By The Camden Herald Editorial Board | Feb 08, 2018
Courtesy of: Walsh History Center, Camden Public Library The Toboggan Chute was nearly complete in December 1936, and was tested and ready for the 1937 winter season.

We urge residents of Lincolnville to do two things: attend the special town meeting Feb. 12 and vote to approve the $190,000 commitment required to secure state and federal funds that are needed for a new $3.2 million wastewater treatment facility.

The town stands to lose much more money if this vote fails.

The first argument is that something needs to be done from an environmental standpoint, and environmental problems can lead to big costs down the road, especially if the Department of Environmental Protection has to step in. The current collection of aging septic systems in the area is not sufficient. The beach has been closed numerous times in the past decade due to unsafe levels of bacteria.

This is important to the town, not only because of the potential for fines and escalating cleanup costs, but because the beach is the town's selling point as a tourist destination. Businesses along the beach need those summer visitors in order to survive.

In addition, trustees of the Lincolnville Sewer District have said that if the town does not make this local commitment, the entire project is at risk of folding.

The town meeting is 6 p.m., Monday, Feb. 12, at the Lincolnville Central School.

Please take the time to go out and vote to support this plan to help the community and preserve the future.

We support police, firefighters carrying Narcan

We know that many in the community do not support having police officers and firefighters carry Narcan, the drug that reverses the affects of an opioid overdose.

We have heard from some that this will encourage those who are addicted to drugs to use them recklessly, believing they will be saved. Others have made stronger statements that use of this drug merely prolongs the inevitable.

This argument, however, misses some important points.

We believe that many who make these arguments are in a position to make such statements because they have not lost a friend or loved one to death by drug overdose. And if you fall into that category, you are lucky.
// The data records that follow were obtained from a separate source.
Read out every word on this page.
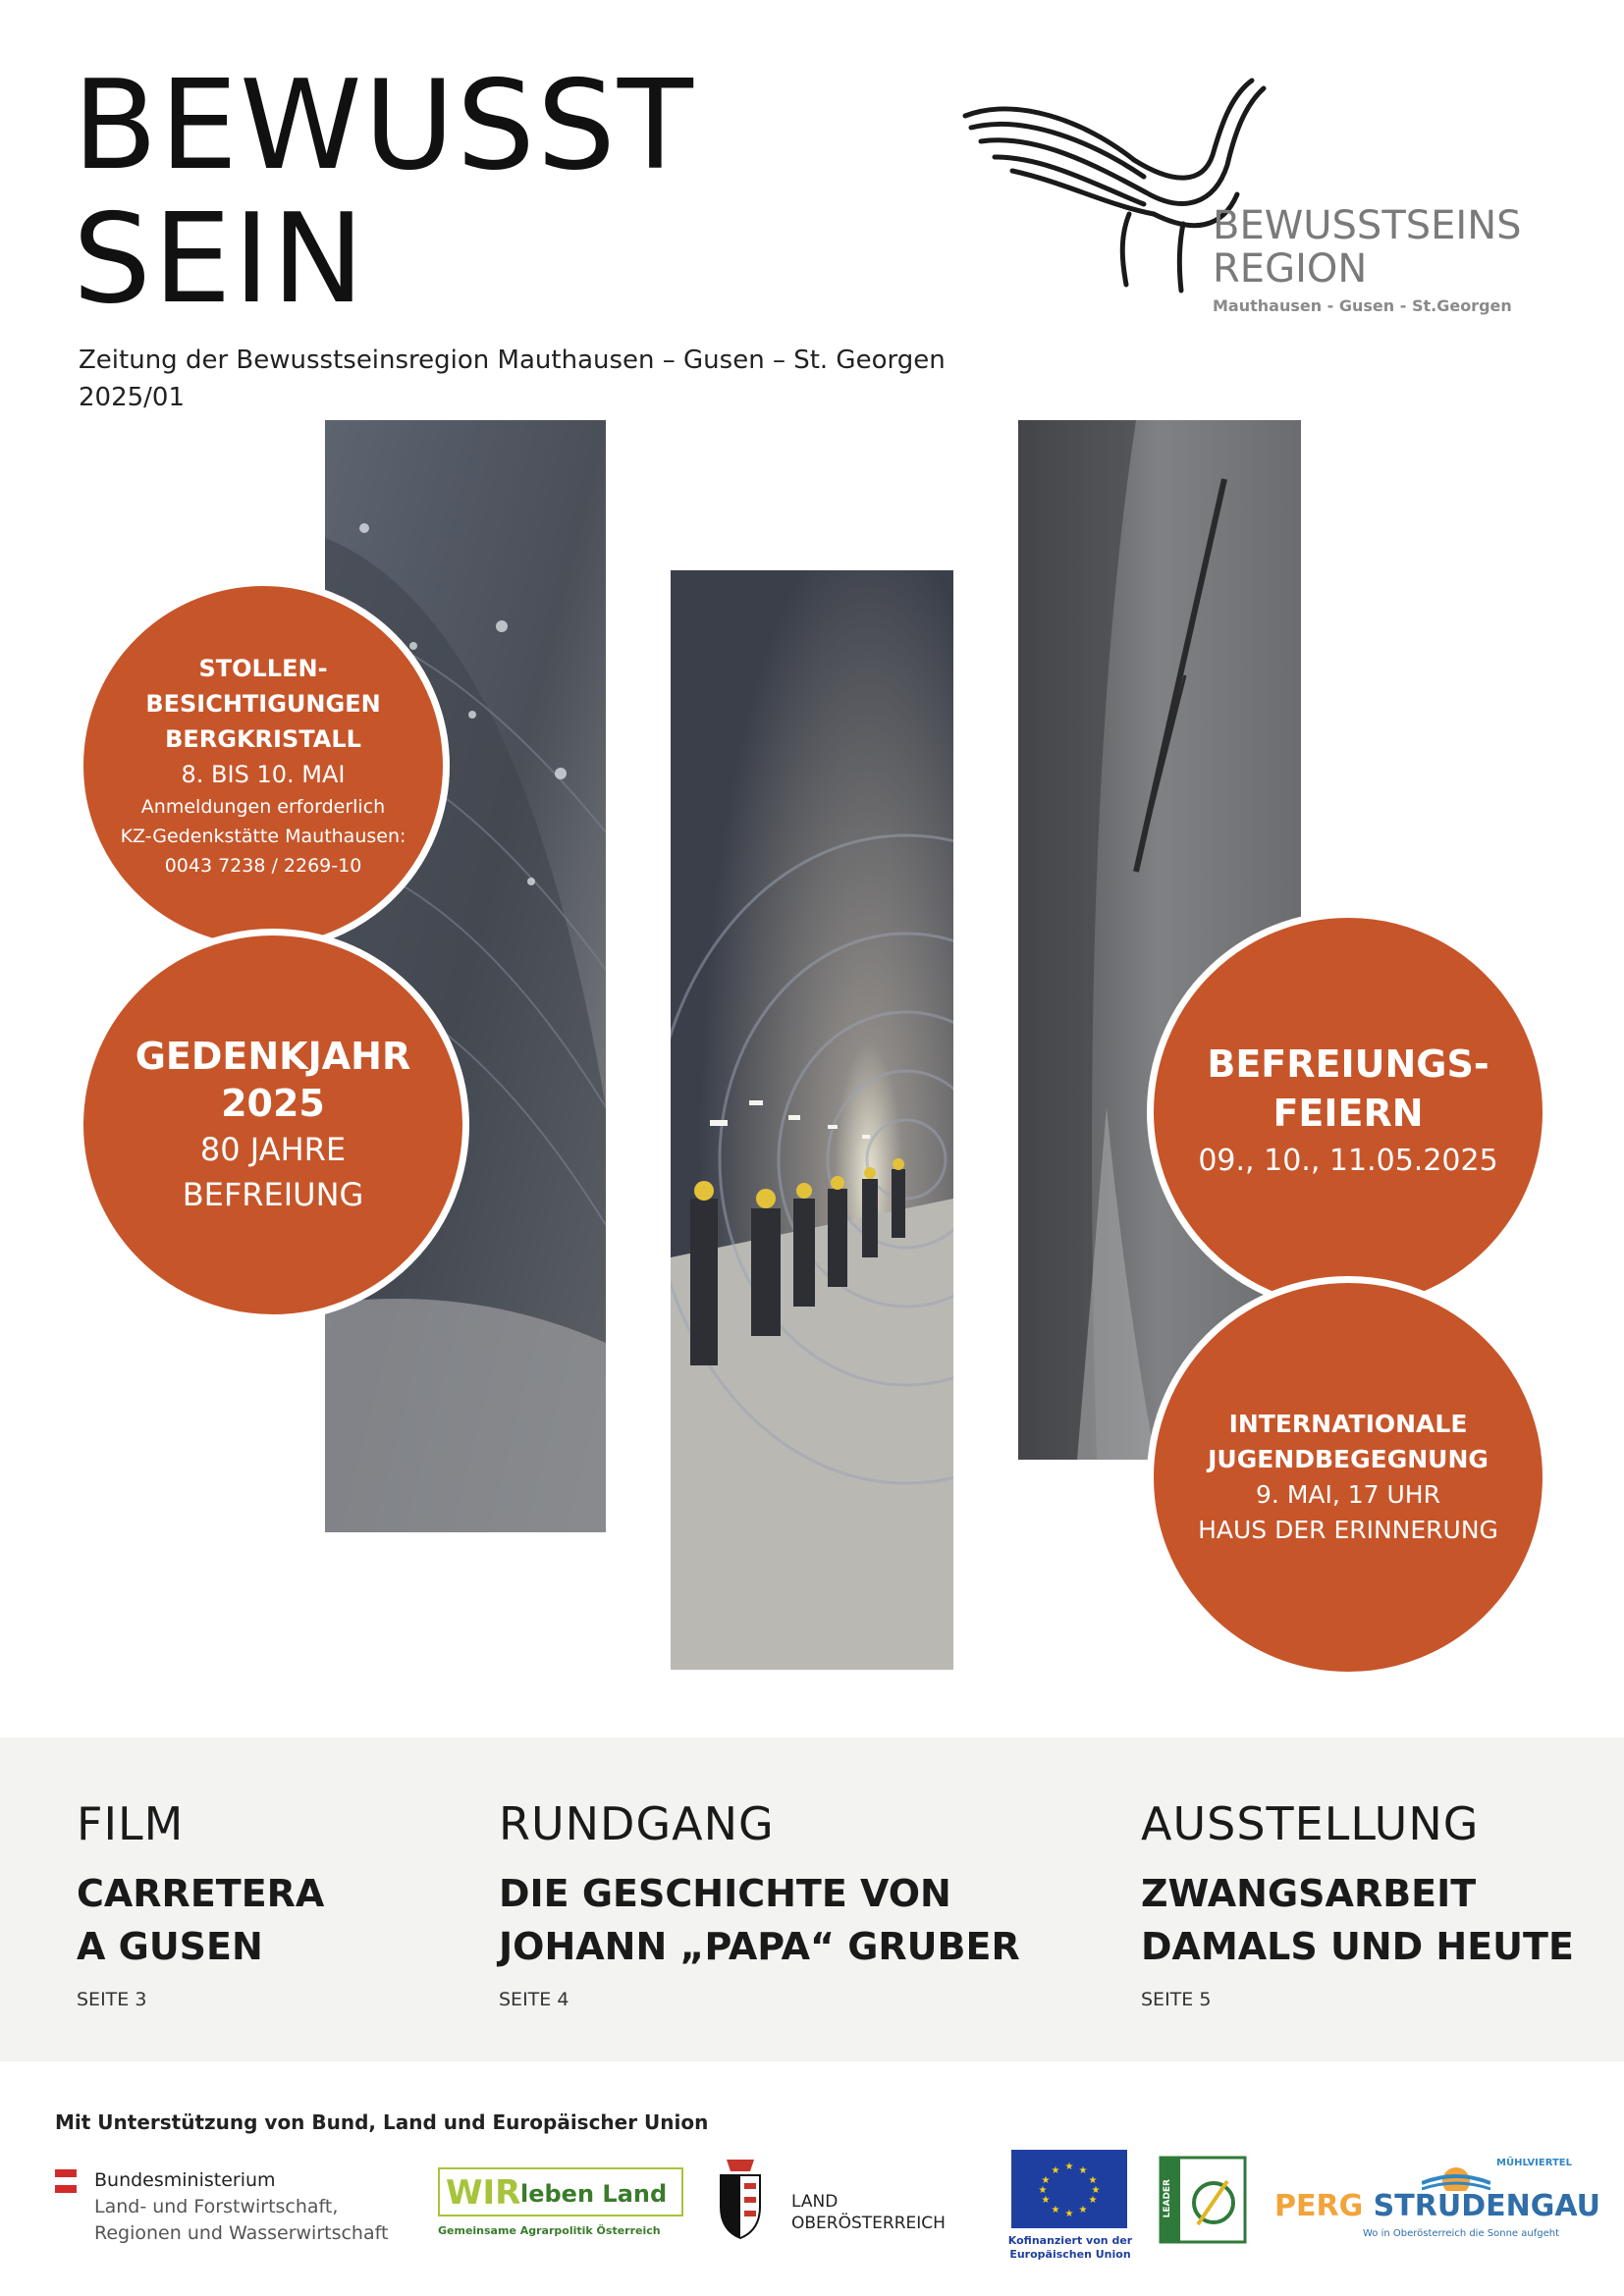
BEWUSST
SEIN
Zeitung der Bewusstseinsregion Mauthausen – Gusen – St. Georgen
2025/01
BEWUSSTSEINS
REGION
Mauthausen - Gusen - St.Georgen
STOLLEN-
BESICHTIGUNGEN
BERGKRISTALL
8. BIS 10. MAI
Anmeldungen erforderlich
KZ-Gedenkstätte Mauthausen:
0043 7238 / 2269-10
GEDENKJAHR
2025
80 JAHRE
BEFREIUNG
BEFREIUNGS-
FEIERN
09., 10., 11.05.2025
INTERNATIONALE
JUGENDBEGEGNUNG
9. MAI, 17 UHR
HAUS DER ERINNERUNG
FILM
CARRETERA
A GUSEN
SEITE 3
RUNDGANG
DIE GESCHICHTE VON
JOHANN „PAPA“ GRUBER
SEITE 4
AUSSTELLUNG
ZWANGSARBEIT
DAMALS UND HEUTE
SEITE 5
Mit Unterstützung von Bund, Land und Europäischer Union
Bundesministerium
Land- und Forstwirtschaft,
Regionen und Wasserwirtschaft
WIR leben Land
Gemeinsame Agrarpolitik Österreich
LAND
OBERÖSTERREICH
★ ★
★
★
★
★
★
★
★
★
★
★
Kofinanziert von der
Europäischen Union
LEADER
MÜHLVIERTEL
PERG STRUDENGAU
Wo in Oberösterreich die Sonne aufgeht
"Drug overdose deaths remain high in Maine, which had a record 376 in 2016 and 185 through the first six months of 2017," the Portland Press Herald reports.

Local police officers and firefighters have trained to carry and administer the drug naloxone, also known by the brand name Narcan, in the form of a nasal spray. This drug can save lives, and when someone has overdosed on drugs, being able to deliver it quickly is critical.

This has already helped save a life. A Camden police officer used Narcan for the first time Jan. 24, only a week after the police received training to use it.

Drug addiction is a disease, and people do not want to be "drug addicts." It is a disease that a person cannot conquer on his or her own without professional help and support from others. Critics are right that opioid addiction is lethal, but we do not believe it would serve as a deterrent to someone considering using a drug if police or firefighters did not have Narcan available. Physical and mental dependence on a substance in the form of addiction is the powerful motivator that drives people to use.

We do not believe people struggling every day with addiction deserve the death penalty. We also believe that most of us would be very thankful for that police officer having Narcan if it were used to save our own son or daughter.